Kibar
Rabu, 23 Juli 2008
Ahmad Syukri dan Ida Ayu
Menurut Ahmad Syukri, rumusan hasil Kongres ini merupakan hasil pertemuan dan aspirasi dari anak-anak seluruh Indonesia yang mengadakan pertemuan selama 4 hari di Kinasih Resort, Bogor. ”Allhamdulillah, kami bisa tampil di hadapan Presiden SBY dan Ibu Negara untuk membacakan aspirasi kami. Tak kalah senangnya usai membacakan rumusan itu, Presiden mengancungkan dua jempol kepada kami. Lega rasanya. Terima kasih Pak SBY, ” ujarnya dengan muka cerah. ”Baru semalam saya ditunjuk secara musyawarah oleh teman-teman untuk membaca rumusan ini, ” kata Syukri. yang lahir di Padang, Sumatera Barat, tanggal 21 Desember 1993.
Sementara Ida Ayu Upawati dari Bali, awalnya deg-degan juga membaca pernyataan itu di hadapan Presiden. "Soalnya selama ini kami hanya melihat Pak SBY dan Ibu Ani di televisi. Sekarang berhadapan langsung, seperti mimpi, ” kata Ayu siswa kelas I SMA, yang lahir di Bali tanggal 8 Agustus 1993
Kini, Ayu merasa sedih akan berpisah dengan teman-temannya dari seluruh Indonesia. Dia berharap Kongres Anak ini terus berlanjut, karena sangat penting untuk tukar pengalaman, budaya, dan sebagainya. ”Kami berkumpul dari 33 provinsi, bisa tukar pikiran, saling kenal budaya, sekarang sudah mau pisah lagi, saya besok balik ke Bali,” katanya pelan.
Aspirasi yang dibacakan Ahmad Syukri dan Ida Ayu itu, yang mereka namakan Suara Anak Indonesia , selengkapnya berbunyi :
1. Kami anak Indonesia bercita-cita menjadi anak yang kreatif, cerdas, berkualitas, dan terlindungi dari segala bentuk kekerasan, eksploitasi, penelantaran, dan diskriminasi.
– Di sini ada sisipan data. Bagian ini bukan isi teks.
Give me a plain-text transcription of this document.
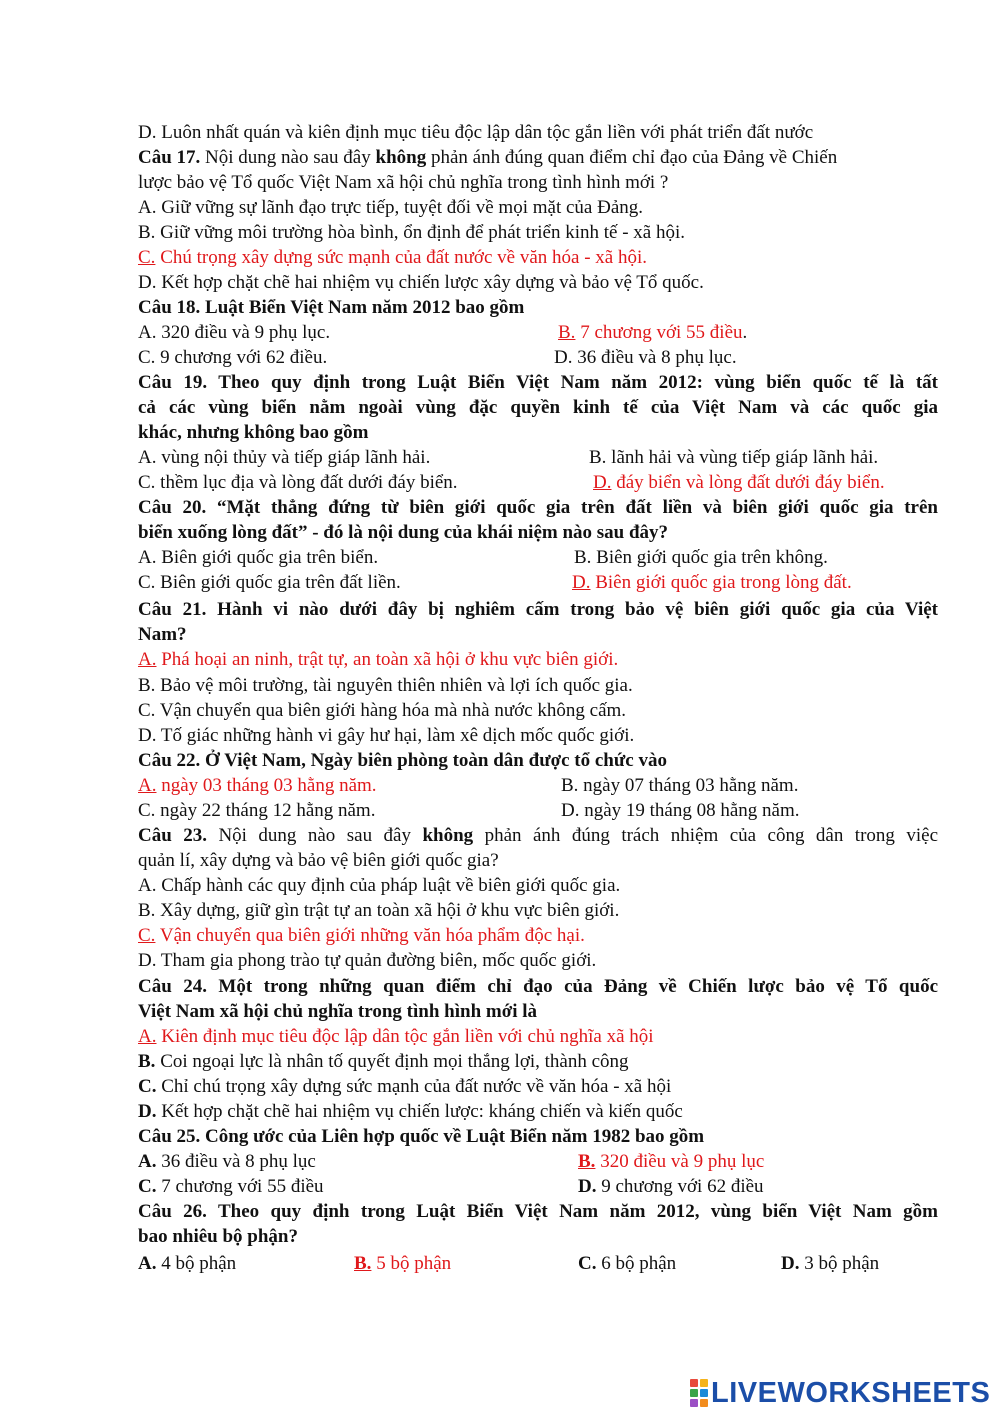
D. Luôn nhất quán và kiên định mục tiêu độc lập dân tộc gắn liền với phát triển đất nước
Câu 17. Nội dung nào sau đây không phản ánh đúng quan điểm chỉ đạo của Đảng về Chiến
lược bảo vệ Tổ quốc Việt Nam xã hội chủ nghĩa trong tình hình mới ?
A. Giữ vững sự lãnh đạo trực tiếp, tuyệt đối về mọi mặt của Đảng.
B. Giữ vững môi trường hòa bình, ổn định để phát triển kinh tế - xã hội.
C. Chú trọng xây dựng sức mạnh của đất nước về văn hóa - xã hội.
D. Kết hợp chặt chẽ hai nhiệm vụ chiến lược xây dựng và bảo vệ Tổ quốc.
Câu 18. Luật Biển Việt Nam năm 2012 bao gồm
A. 320 điều và 9 phụ lục.	B. 7 chương với 55 điều.
C. 9 chương với 62 điều.	D. 36 điều và 8 phụ lục.
Câu 19. Theo quy định trong Luật Biển Việt Nam năm 2012: vùng biển quốc tế là tất
cả các vùng biển nằm ngoài vùng đặc quyền kinh tế của Việt Nam và các quốc gia
khác, nhưng không bao gồm
A. vùng nội thủy và tiếp giáp lãnh hải.	B. lãnh hải và vùng tiếp giáp lãnh hải.
C. thềm lục địa và lòng đất dưới đáy biển.	D. đáy biển và lòng đất dưới đáy biển.
Câu 20. “Mặt thẳng đứng từ biên giới quốc gia trên đất liền và biên giới quốc gia trên
biển xuống lòng đất” - đó là nội dung của khái niệm nào sau đây?
A. Biên giới quốc gia trên biển.	B. Biên giới quốc gia trên không.
C. Biên giới quốc gia trên đất liền.	D. Biên giới quốc gia trong lòng đất.
Câu 21. Hành vi nào dưới đây bị nghiêm cấm trong bảo vệ biên giới quốc gia của Việt
Nam?
A. Phá hoại an ninh, trật tự, an toàn xã hội ở khu vực biên giới.
B. Bảo vệ môi trường, tài nguyên thiên nhiên và lợi ích quốc gia.
C. Vận chuyển qua biên giới hàng hóa mà nhà nước không cấm.
D. Tố giác những hành vi gây hư hại, làm xê dịch mốc quốc giới.
Câu 22. Ở Việt Nam, Ngày biên phòng toàn dân được tổ chức vào
A. ngày 03 tháng 03 hằng năm.	B. ngày 07 tháng 03 hằng năm.
C. ngày 22 tháng 12 hằng năm.	D. ngày 19 tháng 08 hằng năm.
Câu 23. Nội dung nào sau đây không phản ánh đúng trách nhiệm của công dân trong việc
quản lí, xây dựng và bảo vệ biên giới quốc gia?
A. Chấp hành các quy định của pháp luật về biên giới quốc gia.
B. Xây dựng, giữ gìn trật tự an toàn xã hội ở khu vực biên giới.
C. Vận chuyển qua biên giới những văn hóa phẩm độc hại.
D. Tham gia phong trào tự quản đường biên, mốc quốc giới.
Câu 24. Một trong những quan điểm chỉ đạo của Đảng về Chiến lược bảo vệ Tổ quốc
Việt Nam xã hội chủ nghĩa trong tình hình mới là
A. Kiên định mục tiêu độc lập dân tộc gắn liền với chủ nghĩa xã hội
B. Coi ngoại lực là nhân tố quyết định mọi thắng lợi, thành công
C. Chỉ chú trọng xây dựng sức mạnh của đất nước về văn hóa - xã hội
D. Kết hợp chặt chẽ hai nhiệm vụ chiến lược: kháng chiến và kiến quốc
Câu 25. Công ước của Liên hợp quốc về Luật Biển năm 1982 bao gồm
A. 36 điều và 8 phụ lục	B. 320 điều và 9 phụ lục
C. 7 chương với 55 điều	D. 9 chương với 62 điều
Câu 26. Theo quy định trong Luật Biển Việt Nam năm 2012, vùng biển Việt Nam gồm
bao nhiêu bộ phận?
A. 4 bộ phận	B. 5 bộ phận	C. 6 bộ phận	D. 3 bộ phận
LIVEWORKSHEETS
2. Kami anak Indonesia membutuhkan perlindungan dari bahaya tembakau agar kami dapat bertumbuh dan berkembang secara wajar.
3. Kami anak Indonesia bertekad untuk meningkatkan pemahaman dan kesadaran cara hidup sehat , hak kesehatan reproduksi agar kami terhindar dari bahaya penyakit menular, HIV Aids serta penggunaan NAFSA.
4. Kami anak Indonesia bertekad mempersatukan anak bangsa yang berada di daerah terpencil , daerah perbatasan, daerah terisolir dengan adanya dukungan sarana dan prasarana yang memadai
5. Kami anak Indonesia bertekad untuk menyuarakan aspirasi kami melalui forum anak daerah yang akan ditindaklanjuti melalui Kongres Anak Indonesia secara berkelanjutan, sebagai wadah saling berbagi informasi dan pendidikan demokrasi yang santun sejak dini untuk membangun solidaritas anak bangsa dan keutuhan Negara Kesatuan Republik Indonesia (NKRI)
Setiap tanggal 23 Juli, diperingati sebagai Hari Anak Nasional (HAN), yang sengaja didedikasikan untuk anak-anak Indonesia. Tema peringatan tahun 2008 sampai dengan tahun 2012 telah ditetapkan, bunyinya Saya Anak Indonesia Sejati , Mandiri dan Kreatif, dan Sub tema yang berubah tiap tahun kali ini berbunyi Anak Indonesia Sejahtera, Berkualitas dan Terlindungi, dan Anak Indonesia Bisa.